I would like to know what you would change in patent law to make it work for you.
Years ago I was subpoenaed to testify in a patent infringement case between two chemical companies. I was counseled by an attorney who explained that the patent system is designed to protect the rights of the inventor and or those owning rights to the invention or process. In this case it was a patent on a process improvement. The plaintiff claimed that the defendant violated their patent in that a particular raw material was used which was their patented process. But the defendant claim was they used the raw material to create an intermediate which was then used to improve the catalytic efficiency of the original process. To make matters worse, the defendant employed 3 people from the plaintiff, a sales manager, a chem engineer and their one production foreman. Each of those were sued individually for violation of non compete contracts and lost.
It seems to me there is an attitude that the patent system is broken because the system prevents innovation by competition. That IP needs to be shared, or in the modern day vernacular, "spread the wealth." It is my understanding that a patent has a finite life of 17years and then does become public. In addition, one must apply for a patent within one year of disclosure or it becomes public domain. In addition, if a patented invention is shelved or commercialized, it can be challenged and the patent owner must defend it or lose it to public domain.
The way I see it, patent system is only broke when a patent is granted twice for the same invention, design, or derivative. This means the law is fine but the qualification process may need adjustment.
A good patent attorney will make a patent claim as complex as he can to make the search and qualification process as long as possible.

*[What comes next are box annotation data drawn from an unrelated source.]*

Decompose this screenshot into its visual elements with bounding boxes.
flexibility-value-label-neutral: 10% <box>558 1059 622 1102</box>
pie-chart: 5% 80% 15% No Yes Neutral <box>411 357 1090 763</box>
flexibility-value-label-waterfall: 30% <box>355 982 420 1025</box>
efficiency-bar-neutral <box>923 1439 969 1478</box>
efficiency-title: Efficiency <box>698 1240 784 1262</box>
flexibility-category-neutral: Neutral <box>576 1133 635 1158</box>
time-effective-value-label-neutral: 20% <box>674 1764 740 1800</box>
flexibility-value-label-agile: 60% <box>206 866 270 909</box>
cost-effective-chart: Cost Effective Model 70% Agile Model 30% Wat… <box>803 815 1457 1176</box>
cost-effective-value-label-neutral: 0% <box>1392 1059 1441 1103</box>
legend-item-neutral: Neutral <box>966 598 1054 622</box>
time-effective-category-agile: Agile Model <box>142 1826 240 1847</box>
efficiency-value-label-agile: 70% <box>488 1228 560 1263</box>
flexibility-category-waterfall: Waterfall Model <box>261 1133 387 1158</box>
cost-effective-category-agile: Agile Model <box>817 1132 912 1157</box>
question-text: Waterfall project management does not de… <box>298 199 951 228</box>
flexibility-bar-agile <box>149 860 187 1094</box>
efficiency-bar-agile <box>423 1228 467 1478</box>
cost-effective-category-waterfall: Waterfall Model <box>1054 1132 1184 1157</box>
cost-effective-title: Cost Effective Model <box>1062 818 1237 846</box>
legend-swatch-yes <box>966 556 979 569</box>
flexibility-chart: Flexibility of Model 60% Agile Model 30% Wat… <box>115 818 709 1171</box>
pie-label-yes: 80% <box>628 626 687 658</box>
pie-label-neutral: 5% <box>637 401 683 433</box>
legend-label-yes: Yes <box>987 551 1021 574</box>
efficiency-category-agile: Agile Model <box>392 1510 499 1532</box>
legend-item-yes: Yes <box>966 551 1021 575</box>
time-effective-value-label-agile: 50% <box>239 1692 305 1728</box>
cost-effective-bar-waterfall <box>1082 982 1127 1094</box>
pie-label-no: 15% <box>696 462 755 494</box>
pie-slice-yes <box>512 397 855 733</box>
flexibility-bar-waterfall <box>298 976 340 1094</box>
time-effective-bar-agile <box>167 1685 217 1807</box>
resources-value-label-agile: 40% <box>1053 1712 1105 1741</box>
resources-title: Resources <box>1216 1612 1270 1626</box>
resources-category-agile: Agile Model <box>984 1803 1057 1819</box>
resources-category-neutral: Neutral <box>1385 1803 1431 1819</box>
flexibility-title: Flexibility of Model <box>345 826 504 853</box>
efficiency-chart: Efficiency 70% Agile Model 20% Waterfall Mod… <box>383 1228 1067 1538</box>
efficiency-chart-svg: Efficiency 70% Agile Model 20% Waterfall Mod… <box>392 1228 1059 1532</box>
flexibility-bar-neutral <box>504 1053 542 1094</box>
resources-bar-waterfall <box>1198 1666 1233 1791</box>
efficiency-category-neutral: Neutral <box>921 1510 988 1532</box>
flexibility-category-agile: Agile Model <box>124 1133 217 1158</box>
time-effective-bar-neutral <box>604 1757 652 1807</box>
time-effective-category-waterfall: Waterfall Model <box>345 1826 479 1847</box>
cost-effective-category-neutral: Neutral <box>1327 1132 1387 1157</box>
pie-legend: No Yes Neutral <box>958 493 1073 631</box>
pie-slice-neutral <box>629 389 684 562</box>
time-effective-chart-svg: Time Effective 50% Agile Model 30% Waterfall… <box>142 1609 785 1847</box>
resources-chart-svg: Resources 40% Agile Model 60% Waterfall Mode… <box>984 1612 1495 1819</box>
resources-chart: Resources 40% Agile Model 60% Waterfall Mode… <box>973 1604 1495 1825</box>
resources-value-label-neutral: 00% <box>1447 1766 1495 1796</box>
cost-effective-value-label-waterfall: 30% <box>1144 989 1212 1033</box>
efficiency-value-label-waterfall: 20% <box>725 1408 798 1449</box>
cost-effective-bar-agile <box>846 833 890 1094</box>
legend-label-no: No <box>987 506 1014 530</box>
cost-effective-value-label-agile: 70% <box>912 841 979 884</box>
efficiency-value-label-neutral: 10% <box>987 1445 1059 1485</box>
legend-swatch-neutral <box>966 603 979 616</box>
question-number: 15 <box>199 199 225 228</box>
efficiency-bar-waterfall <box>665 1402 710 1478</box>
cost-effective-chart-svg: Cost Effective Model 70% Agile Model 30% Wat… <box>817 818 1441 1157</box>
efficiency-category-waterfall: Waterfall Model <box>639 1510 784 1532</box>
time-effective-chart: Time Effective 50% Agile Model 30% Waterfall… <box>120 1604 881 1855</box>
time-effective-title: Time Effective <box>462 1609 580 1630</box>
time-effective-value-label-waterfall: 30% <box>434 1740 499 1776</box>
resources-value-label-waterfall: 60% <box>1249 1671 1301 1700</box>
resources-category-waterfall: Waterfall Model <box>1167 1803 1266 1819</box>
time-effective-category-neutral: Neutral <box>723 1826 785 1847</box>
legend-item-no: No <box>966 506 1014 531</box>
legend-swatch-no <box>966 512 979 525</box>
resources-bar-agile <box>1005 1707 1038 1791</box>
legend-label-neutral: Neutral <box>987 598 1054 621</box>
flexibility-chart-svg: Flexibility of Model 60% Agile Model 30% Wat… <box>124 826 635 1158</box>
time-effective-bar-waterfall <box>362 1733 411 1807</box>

The goal here is to overwhelm the USPO so that the period of protection while patent pending is as long as possible to increase the life of the 17 years the issued patent is alive. This may also be an area that the present law needs to be changed, so that patents must be far more specific. One way patent attorneys write is to make the language as vague and ambiguous as possible so a clerk doing a search will not know if he has really completed or not. Forcing the language to be highly specific may increase the number of patents issued but each one would be easier to determine search completion and simplify who owns what in a legal dispute.